Oli might have avoided the Standing Committee so far but he can’t keep putting it off forever, say party leadersAccording to ruling party insiders, Oli is afraid that a Standing Committee meet will lead to assessment of his government and subsequently, call for his resignation.
Nepal Communist Party chair and Prime Minister KP Sharma Oli has once again managed to dodge the Standing Committee, despite the announcement of the date, time and venue.
On Wednesday evening, Oli suddenly walked out of the Secretariat meeting, citing health issues and exertion. The meeting ended, and the Standing Committee meeting scheduled for Thursday was called off, much to the chagrin of members who have been demanding the meet.
Though the official reason for the postponement of the Standing Committee was “a lack of preparations”, party insiders say that the conflict among the top leadership has resurfaced.
Standing Committee members from the faction led by Pushpa Kamal Dahal, the other party chair, and those close to senior leader Madhav Kumar Nepal believe that Oli is avoiding the Standing Committee for fear that he will be asked to step down.
“Oli went on the defensive after the majority of Secretariat members demanded a meeting of the Standing Committee,” said Matrika Yadav, a Standing Committee member.
Oli, who had earlier managed to win a majority in the Secretariat by coercing vice-chair Bamdev Gautam into deserting the Dahal-Nepal camp, has once again slid into the minority. According to a ruling party leader, Gautam, who appeared upbeat about Oli’s offer of a seat in Parliament, has suddenly changed his mind. Oli had also managed to win over Dahal by offering him sole authority to run the party, but this hasn’t gone down well with the Nepal camp.
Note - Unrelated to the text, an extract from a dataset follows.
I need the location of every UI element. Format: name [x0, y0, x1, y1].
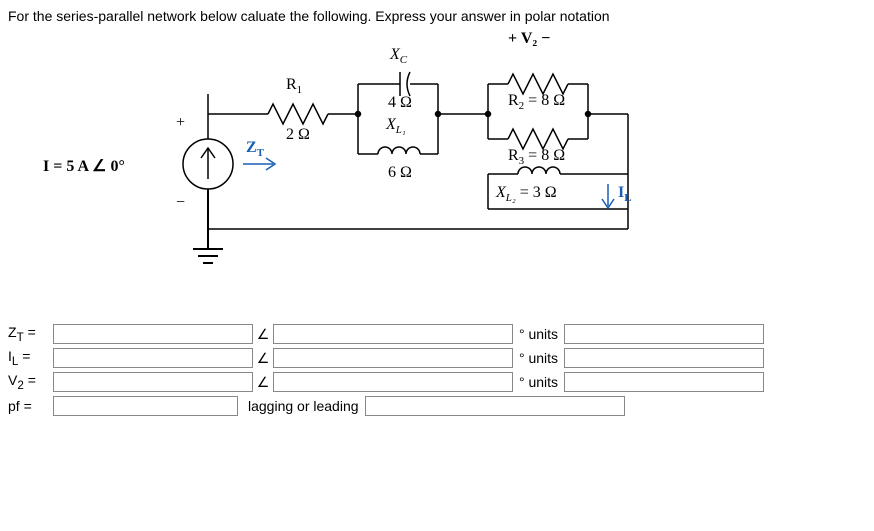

A series of meetings between Dahal and Nepal infuriated Oli, as he believed they were plotting to unseat him, according to a Standing Committee member.
In the 44-member Standing Committee, Oli is in the minority, with just around 14 members on his side. With the Dahal and Nepal camps having 17 and 13 members respectively, Oli sees a Standing Committee meeting as a big threat.
But insiders say that Oli will need to eventually call a Standing Committee meeting, or there will be a big price to pay, as lawmakers could spoil his government’s policies and programmes.
“The prime minister has no alternative than to agree to the Standing Committee meeting,” said Haribol Gajurel, a Standing Committee member. “The Standing Committee is a platform for leaders to air their views. If they don’t get an opportunity in the party, they will be forced to speak in Parliament.”
The budget session of Parliament is set to start on Friday, and the President will present the policies and programmes on behalf of the government. Parliament, however, needs to pass the government’s policies and programmes to pave the way for the finance minister to present the fiscal budget on May 29.
Oli is now caught between a rock and a hard place.
If he calls the Standing Committee, he could face a call to resign. If he does not, lawmakers from his own party could sabotage his government’s policies and programmes. If the latter case comes to pass, Oli will be under moral pressure to step down anyway.
After a Thursday meeting at the party headquarters, four Standing Committee members—Haribol Gajurel, Janardan Sharma, Raghuji Pant and Bhim Rawal—met with Dahal at the latter’s residence and urged him to call the Standing Committee meeting in his capacity as the party’s ‘executive chair’.
“If the Standing Committee meeting has been postponed because of a lack of time to prepare the agenda, we have it ready,” said Sharma.
According to Standing Committee members, the agenda includes discussions over the Covid-19 pandemic, party unity, the government's policies and programmes, the upcoming budget, Nepalis living abroad, and the government’s activities.
“But since Oli is in the minority, he’s afraid that any assessment of the government’s activities could lead to criticism and subsequently, call for his resignation,” said Asta Laxmi Shakya, a Standing Committee member. “That’s why he is not keen on facing the Standing Committee.”
During Saturday’s Secretariat meeting, Oli had made a self-confession and agreed to run the government as per the party’s instructions. He had also reached an understanding with Dahal to let the latter run the party.
But all his promises were made verbally, with no guarantee that they will be fulfilled.
According to a Standing Committee member who is close to Dahal, it did not take Oli long to backtrack. By Wednesday, it dawned upon Gautam that Oli might not be living up to his promises.
Now with Dahal and Nepal back together, Oli, who had managed to emerge victorious albeit for a short while, finds his position tenuous once again.
“Not holding the Standing Committee meeting will not send a positive message,” said Barshaman Pun, a Standing Committee member. “It is up to the two chairs to take all senior leaders into confidence and find a way out.”